What is so hard to understand about free trade? Trade agreements are what most of the anti-free trade crowd dislike. I agree with them. Get rid of all of the agreements. I also go one step further and say get rid of our laws that restrict my freedom to spend my money as I see fit.
I guess having the freedom to spend my money the way I see fit is what most of you have problem with. Yet when I ask you to explain how you will prevent me from spending as I see fit I do not get answers but insults.
I guarantee you PillowTex isn't charging any less for their slave built products.
PillowTex? I don’t know what they do. Do they make pillows?
Actually your argument is juvenile. Somebody from Mass can move to NC very easily and get his old job back. To China, get real.
Anti-American trade will come to an end soon enough. Make haste in learning all that you can about technologies—low tech. (thermal energy, mechanics, construction, food, etc.), then high tech.
Avoid giving anyone any quote in advance. Have “professionals” pay at least half up front on arrival. That includes auto repairs, sensible heating systems (solar), plumbing, electrical work (including security systems)—all. ...same with agricultural products from gardens and the like. And don’t trade at all with traitors or their employees.
You are talking to a free trader, and to them, Free Trade is a religion.
Most freedom bashing people on this thread are responding to what the media defines as free trade. One thing none of the Free Republic freedom bashing crowd will do is explain how they would implement their desire to control how the rest of us spend our money.
>> A 10% unemployment heaven. <<
That situation won’t last forever. And when we do eventually emerge from the current Øbama-imposed malaise, then the former “textile” region of the Carolina Piedmont (both NC and SC) will be among the very best performing economies in the USA.
Tariff is not a four letter word. Whatever PillowTex makes with slave labor should have a severe duty on it. Call it the slave labor tariff.
Since tariffs are consumption based then nobody is telling you how to spend your money, right??

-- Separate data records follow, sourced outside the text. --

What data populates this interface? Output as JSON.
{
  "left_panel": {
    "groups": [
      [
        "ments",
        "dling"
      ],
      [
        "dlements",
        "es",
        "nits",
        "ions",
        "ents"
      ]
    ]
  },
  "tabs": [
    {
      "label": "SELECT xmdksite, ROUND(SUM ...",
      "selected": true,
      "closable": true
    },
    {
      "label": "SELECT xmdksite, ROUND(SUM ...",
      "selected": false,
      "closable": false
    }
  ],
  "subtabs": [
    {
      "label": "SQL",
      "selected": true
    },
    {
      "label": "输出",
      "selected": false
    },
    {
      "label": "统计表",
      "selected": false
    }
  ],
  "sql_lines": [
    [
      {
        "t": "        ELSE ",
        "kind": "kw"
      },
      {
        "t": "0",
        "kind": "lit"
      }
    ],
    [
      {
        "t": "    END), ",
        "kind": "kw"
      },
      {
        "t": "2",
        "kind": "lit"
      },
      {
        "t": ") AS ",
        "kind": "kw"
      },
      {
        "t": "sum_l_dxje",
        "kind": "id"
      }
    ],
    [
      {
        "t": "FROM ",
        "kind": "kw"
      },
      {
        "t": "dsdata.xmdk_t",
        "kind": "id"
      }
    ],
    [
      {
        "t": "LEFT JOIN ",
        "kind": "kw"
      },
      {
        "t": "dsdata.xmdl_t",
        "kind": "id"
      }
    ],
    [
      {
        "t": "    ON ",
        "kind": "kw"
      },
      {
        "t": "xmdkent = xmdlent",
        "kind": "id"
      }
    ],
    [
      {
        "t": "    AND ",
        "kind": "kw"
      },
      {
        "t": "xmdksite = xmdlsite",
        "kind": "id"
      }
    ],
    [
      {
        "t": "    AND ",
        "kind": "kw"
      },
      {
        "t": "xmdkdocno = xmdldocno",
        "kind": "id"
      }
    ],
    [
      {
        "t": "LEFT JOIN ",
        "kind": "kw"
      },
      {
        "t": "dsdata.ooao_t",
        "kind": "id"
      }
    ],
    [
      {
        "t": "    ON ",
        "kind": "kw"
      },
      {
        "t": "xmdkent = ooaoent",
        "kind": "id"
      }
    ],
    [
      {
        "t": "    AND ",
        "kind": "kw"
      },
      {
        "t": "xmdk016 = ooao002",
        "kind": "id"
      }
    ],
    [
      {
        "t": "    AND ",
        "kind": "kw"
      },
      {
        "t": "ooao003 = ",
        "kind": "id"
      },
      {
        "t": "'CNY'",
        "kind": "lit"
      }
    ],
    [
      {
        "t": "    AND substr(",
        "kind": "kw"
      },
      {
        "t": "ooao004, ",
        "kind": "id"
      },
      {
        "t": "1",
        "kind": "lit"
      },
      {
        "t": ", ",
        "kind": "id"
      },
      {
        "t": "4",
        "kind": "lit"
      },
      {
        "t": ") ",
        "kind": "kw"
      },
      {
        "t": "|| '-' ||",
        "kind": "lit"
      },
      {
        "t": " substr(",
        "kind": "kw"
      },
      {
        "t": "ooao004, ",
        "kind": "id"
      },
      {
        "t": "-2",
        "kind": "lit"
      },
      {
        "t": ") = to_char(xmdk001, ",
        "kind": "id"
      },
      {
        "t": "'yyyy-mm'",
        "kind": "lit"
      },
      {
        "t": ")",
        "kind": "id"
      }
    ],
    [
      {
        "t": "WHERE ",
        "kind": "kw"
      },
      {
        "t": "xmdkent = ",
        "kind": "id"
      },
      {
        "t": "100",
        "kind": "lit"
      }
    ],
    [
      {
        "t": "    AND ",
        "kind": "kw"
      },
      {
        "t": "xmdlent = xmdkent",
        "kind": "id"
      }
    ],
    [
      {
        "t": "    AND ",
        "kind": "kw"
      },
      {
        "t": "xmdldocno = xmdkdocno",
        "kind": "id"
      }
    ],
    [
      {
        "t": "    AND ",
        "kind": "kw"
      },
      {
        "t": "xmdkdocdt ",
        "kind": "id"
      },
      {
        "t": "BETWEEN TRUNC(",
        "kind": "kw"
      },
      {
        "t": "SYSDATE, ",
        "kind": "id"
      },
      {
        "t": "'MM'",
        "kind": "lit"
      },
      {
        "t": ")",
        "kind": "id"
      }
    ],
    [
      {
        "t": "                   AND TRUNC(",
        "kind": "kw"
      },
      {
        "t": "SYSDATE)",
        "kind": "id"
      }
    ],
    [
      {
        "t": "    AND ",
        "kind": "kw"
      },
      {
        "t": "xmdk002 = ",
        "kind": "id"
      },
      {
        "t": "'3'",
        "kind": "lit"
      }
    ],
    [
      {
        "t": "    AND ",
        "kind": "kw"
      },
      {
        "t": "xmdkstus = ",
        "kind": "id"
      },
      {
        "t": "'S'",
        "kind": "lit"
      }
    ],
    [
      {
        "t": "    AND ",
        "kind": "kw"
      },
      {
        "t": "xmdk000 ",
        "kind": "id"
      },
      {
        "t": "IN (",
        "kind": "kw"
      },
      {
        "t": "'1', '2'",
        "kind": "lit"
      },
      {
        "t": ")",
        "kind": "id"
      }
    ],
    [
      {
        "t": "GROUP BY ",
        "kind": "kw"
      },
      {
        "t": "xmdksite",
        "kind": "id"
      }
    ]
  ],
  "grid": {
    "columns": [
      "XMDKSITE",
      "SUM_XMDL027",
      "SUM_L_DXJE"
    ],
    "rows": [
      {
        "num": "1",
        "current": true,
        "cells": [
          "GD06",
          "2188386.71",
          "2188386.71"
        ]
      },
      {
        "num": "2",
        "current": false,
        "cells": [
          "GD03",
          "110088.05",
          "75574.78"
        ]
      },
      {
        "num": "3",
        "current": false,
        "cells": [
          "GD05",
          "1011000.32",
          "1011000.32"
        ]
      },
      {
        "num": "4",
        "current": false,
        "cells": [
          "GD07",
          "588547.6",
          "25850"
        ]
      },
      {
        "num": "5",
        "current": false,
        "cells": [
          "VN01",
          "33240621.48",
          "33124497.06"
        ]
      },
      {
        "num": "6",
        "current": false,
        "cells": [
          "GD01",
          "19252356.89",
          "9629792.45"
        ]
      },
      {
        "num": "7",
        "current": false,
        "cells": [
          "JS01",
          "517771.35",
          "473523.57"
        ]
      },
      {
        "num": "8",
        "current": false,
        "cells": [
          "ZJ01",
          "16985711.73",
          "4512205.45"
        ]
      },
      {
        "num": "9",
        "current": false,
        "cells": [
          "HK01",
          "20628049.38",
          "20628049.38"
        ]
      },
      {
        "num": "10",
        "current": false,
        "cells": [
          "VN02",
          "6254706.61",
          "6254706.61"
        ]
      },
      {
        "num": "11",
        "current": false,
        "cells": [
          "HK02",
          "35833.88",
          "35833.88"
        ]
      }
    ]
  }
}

What's not to like? Free Trade it's not an economic theory it's a religion.
This post sponsored by Free Trade hollowing out the US industrial base and making the world safe for collectivism one strategic industry at a time.
I am curious how do you chose which items get a tariff and which ones do not? Since you said that Pillowtex should have a “severe duty” for anything made with slave labor please tell me what the tariff is if slave labor is not used? And if it is not too much bother please tell me what you consider to be slave labor?
Again I appreciate the fact that you are willing to explain how this should work. If I am going to be forced at the point of a gun to pay extra for Pillowtex products I would like to know why.
Yes, there is a government in conservative philosophy that is funded by taxes. You need to find an anarcho-capitalist forum that would be more to your liking.